Complete denial. That's what that is. In the face of overwhelming evidence.
Yeah, those stormtroopers are the ones telling Nutting, Coonelly and Huntington how smart they all are and how dumb all the rest of us are.
And heck, maybe we are, because here I am, still typing about it.
• There's no hope in this scenario. Other than sweeping change, all the way to the top. And I don't see hope on that front, either.
• You want hope? Let's talk about our city's teams that care. Plenty of hope to be found there, more than enough to compensate.
• The never-ending notion that the Penguins still need/want to make some big trade this summer probably won't lose steam until more of the NHL's bigger moving parts find new homes around the league, particularly Erik Karlsson. And even then, if Karlsson winds up in Tampa Bay as part of some NBA-style super-roster, the notion will probably find new life via purported urgency for Jim Rutherford to match it.
It won't happen. It shouldn't happen. But most important, it pretty much can't happen.
Barring some massive exchange of salaries, there isn't a major trade or free-agency acquisition to be had. And there's been no -- absolute zero -- indication from within that any such move is in the offing. Including from my conversations with Jim himself, and he's got a terrible poker face, I might add, when he's after something big.
This is a really good team as currently constituted. Moves are fun, but that doesn't make them right.
• I just want it on record somewhere that no one jumped out at me at the Penguins' development camp quite like Jan Drozg, the skinny but swift Slovenian winger. Serious hop with this one. I mentioned this to Rutherford, and he replied, "I like him a lot."
• It's been more than a dozen years since I've cared about anything John Tortorella says, and I'm not about to reverse that now.
But the Blue Jackets as an entity?
It's been 18 years in the NHL for the Columbus franchise, still without a solitary playoff series victory and only four playoff appearances. The Blue Jackets couldn't be less relevant if they no longer existed. That's not exaggeration for effect, mind you: The California Golden Seals, Kansas City Scouts, Cleveland Barons and Atlanta Thrashers existed for 21 combined seasons with three total playoff appearances, zero victories. Essentially the same impact on the sport.
More via the spoken word:
• We're exactly a week away from the NFL's deadline for the Steelers and Le'Veon Bell to sign a contract that would avoid the activation of the franchise tag. I think it'll get done. I think partly because Le'Veon himself blurted it out -- he'll do that, you know -- but also because they haven't ever been all that far apart.
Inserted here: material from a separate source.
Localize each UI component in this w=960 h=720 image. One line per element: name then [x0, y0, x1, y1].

He's now set to make $14.5 million this coming season on the tag. He played last season for $12.5 million. At one point before last season, he was offered $60 million over five years, or an average of $12 million. He isn't nearly principled enough -- no one is -- to leave $14.5 million on the table this fall, or even a small portion of that. So he'll either play for that amount plus have additional guaranteed money well into the future or he'll play on the tag again and risk Vontaze Burfict rendering the rest of his career moot.
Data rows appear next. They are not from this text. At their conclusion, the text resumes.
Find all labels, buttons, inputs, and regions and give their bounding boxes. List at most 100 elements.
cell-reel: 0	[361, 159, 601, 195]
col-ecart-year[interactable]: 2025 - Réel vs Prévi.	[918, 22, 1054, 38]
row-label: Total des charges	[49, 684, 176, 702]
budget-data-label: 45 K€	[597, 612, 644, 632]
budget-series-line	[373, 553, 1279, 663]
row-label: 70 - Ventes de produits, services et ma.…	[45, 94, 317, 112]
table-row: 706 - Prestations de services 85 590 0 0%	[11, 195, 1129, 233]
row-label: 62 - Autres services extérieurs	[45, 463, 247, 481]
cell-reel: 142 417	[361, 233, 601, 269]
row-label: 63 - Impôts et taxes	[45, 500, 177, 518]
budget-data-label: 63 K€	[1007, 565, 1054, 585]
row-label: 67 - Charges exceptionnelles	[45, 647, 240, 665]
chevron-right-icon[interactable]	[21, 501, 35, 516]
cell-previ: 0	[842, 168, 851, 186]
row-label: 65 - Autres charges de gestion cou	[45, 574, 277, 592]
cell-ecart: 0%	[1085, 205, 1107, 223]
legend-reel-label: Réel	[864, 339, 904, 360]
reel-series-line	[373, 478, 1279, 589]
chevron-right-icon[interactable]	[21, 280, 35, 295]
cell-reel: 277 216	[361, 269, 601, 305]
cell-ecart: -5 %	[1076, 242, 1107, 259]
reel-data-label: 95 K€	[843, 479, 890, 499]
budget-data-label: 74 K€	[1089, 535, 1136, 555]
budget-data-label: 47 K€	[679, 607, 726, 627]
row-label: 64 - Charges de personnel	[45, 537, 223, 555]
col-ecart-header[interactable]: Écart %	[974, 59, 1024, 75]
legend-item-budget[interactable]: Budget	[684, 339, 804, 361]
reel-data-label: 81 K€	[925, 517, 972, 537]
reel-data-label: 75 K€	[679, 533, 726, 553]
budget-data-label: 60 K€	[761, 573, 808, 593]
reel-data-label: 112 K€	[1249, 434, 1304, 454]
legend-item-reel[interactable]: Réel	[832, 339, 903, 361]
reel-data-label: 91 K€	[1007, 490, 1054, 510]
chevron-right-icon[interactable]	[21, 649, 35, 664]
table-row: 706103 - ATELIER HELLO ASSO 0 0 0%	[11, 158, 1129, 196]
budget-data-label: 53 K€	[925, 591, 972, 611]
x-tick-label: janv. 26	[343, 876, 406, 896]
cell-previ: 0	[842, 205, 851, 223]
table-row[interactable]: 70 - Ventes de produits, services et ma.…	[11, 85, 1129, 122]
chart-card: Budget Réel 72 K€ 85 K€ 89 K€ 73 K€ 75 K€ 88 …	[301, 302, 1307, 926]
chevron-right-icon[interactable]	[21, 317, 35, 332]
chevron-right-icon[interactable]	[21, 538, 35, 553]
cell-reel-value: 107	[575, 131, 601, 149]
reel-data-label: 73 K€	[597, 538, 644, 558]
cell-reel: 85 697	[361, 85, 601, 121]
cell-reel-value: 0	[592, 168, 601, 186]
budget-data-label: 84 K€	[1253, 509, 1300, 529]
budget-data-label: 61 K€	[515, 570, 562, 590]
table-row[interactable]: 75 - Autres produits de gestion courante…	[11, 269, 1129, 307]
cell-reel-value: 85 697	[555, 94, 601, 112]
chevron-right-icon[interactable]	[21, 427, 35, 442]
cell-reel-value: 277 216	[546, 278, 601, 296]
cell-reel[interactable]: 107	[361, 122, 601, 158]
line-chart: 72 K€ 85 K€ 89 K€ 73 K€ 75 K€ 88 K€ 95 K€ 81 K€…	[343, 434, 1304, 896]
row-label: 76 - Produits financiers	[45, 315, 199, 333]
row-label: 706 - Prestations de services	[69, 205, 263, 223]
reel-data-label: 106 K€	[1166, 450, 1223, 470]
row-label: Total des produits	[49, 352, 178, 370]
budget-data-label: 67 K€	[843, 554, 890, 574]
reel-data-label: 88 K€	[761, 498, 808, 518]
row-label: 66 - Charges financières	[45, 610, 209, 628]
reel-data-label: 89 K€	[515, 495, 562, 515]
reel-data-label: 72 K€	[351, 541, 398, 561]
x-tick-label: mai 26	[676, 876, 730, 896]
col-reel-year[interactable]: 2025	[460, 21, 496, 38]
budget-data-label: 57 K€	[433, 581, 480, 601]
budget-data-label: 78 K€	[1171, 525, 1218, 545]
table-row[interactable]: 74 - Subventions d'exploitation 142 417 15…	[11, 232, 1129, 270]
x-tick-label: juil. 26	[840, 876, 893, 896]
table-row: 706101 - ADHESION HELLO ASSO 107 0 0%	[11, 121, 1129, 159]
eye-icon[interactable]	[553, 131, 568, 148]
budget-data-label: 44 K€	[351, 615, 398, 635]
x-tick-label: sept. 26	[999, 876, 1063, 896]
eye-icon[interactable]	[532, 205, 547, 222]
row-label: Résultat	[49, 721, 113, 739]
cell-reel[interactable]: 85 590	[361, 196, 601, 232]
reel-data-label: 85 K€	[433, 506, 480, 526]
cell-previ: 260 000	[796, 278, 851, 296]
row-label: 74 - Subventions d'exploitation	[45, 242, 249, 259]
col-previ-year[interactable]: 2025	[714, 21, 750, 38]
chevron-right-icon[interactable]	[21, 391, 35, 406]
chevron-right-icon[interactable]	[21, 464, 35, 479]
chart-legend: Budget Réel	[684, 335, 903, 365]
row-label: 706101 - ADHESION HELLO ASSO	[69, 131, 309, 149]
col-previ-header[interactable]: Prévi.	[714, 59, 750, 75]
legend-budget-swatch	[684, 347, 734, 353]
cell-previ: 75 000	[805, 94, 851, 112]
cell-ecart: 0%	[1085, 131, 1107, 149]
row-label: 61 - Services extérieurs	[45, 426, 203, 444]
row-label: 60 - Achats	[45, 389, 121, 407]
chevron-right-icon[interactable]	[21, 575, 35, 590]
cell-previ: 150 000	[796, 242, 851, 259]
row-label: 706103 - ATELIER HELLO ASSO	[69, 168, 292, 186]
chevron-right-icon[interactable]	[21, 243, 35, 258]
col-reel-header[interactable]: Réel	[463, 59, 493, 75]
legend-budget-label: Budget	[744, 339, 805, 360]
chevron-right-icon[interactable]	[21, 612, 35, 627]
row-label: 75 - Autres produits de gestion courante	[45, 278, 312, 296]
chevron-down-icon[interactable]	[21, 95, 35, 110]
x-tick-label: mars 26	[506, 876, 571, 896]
• Some things are just meant to be: Jack Lambert turned 66 on Sunday. He retired 33 years ago. His birthday is the same as that of the Steelers as a franchise. They were born in '33.
• Not all of the summer sports scene is a bummer around here: The Riverhounds' rather thorough 1-0 victory Sunday up in Ottawa has them within a single point of Cincinnati for first in the USL's Eastern Conference:
ALL the angles on @hughrob13's goal. #OTTvPGH pic.twitter.com/IB6ujxtPzK
— Pittsburgh Riverhounds SC (@RiverhoundsSC) July 8, 2018
Bob Lilley's done exactly as Tuffy Shallenberger hoped when bringing him aboard, and probably more. They're 9-1-7 overall, they're by far the best defensive team in the league with only seven goals allowed in 17 matches, and they've gotten superb play from so many individuals that it's hard to single out anyone, even though I'll do exactly that with the running maniac Christiano Francois, who's become Lilley's heartbeat on the pitch.
Imagine -- and that's all I'm suggesting here -- the Hounds getting one crowd bigger than the Pirates in the next couple months.